W32.Tupse


Aliases: N/A
Variants: N/A

Classification: Malware
Category: Computer Worm

Status: Active & Spreading
Spreading: Moderate
Geographical info: Asia, North and South America, and some parts of Europe and Australia
Removal: Easy
Platform: W32
Discovered: 08 May 2007
Damage: Low

Characteristics: The W32.Tupse application is spread by mapped drives. The infection length is 608,768 bytes. The systems that are affected include Windows 95, Windows 2000, Windows Me, Windows 98, Windows server 2003, Windows NT, and Windows XP.

More details about W32.Tupse

Once the W32.Tupse was executed, it generates the %System%\avwav32.dll, %DriveLetter%\MSSETUP.T~~\Folder.htt, %System%\kspool.exe, and %DriveLetter%\MSSETUP.T~~\Uninstall Driver.exe files. The worm will then create entry of the registry so that in case the Windows starts the virus will run at the same time. This worm application allows a user from a remote location to act as the system’s administrator. The remote user can send some commands to the worm program through IRC (Internet Relay Chat) channels.

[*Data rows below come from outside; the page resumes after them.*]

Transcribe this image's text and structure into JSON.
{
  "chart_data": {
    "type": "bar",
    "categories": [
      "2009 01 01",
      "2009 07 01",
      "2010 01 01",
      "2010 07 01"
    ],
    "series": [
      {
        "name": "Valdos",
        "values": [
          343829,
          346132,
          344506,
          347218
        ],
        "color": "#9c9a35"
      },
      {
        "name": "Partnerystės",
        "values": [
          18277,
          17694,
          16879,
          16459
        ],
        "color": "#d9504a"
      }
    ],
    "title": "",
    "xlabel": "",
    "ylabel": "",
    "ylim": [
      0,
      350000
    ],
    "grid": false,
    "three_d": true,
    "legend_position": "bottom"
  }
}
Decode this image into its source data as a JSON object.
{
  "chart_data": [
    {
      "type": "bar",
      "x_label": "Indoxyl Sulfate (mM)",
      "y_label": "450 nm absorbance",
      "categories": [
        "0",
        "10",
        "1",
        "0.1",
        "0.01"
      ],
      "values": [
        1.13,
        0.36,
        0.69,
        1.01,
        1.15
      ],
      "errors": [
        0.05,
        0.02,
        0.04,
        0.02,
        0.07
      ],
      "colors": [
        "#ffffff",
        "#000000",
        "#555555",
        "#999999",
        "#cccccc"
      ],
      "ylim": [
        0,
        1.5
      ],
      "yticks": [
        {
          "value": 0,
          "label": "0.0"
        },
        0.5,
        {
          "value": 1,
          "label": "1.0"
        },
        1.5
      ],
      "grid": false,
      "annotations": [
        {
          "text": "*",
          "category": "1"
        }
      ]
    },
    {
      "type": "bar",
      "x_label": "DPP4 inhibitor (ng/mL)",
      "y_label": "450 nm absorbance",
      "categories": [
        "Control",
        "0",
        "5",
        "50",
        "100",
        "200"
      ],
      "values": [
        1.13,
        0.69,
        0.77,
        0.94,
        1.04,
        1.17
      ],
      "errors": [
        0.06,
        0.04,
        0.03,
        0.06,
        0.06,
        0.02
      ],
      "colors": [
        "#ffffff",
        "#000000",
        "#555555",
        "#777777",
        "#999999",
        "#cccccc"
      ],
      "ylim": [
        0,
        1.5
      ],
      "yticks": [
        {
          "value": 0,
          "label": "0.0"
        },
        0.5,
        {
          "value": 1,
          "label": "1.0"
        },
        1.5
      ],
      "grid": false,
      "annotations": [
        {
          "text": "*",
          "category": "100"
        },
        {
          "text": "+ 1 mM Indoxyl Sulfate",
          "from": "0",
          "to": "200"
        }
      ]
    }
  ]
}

The remote user is capable of downloading and executing files and programs, removing important files from the affected computer and starting or participating on web attacks against various servers. The worm program can also get information regarding the affected computer. This includes the RAM (Random Access Memory), the user’s IP (Internet Protocol) address, the operating system and the programs that are installed on the user’s computer. The user’s PII (Personally Identifiable Information) can also be transmitted to the remote user.

This malware program may open up one of the unused ports in the infected machine to allow it to connect to a remote server to update its files and components. It was speculated that this malware may be capable of downloading random applications from a Web server to be installed on the compromised computer. Expert users claimed that the installation of malicious programs is done on the system's memory. It may hide itself by showing no visible window or process in Windows Task Manager. It was believed that this function of the W32.Tupse program may cause the system to slow down. The continuous installation of dropped programs, as well as their activity in the machine may eat up a large amount of system resources causing the machine to slow down or the system to freeze up.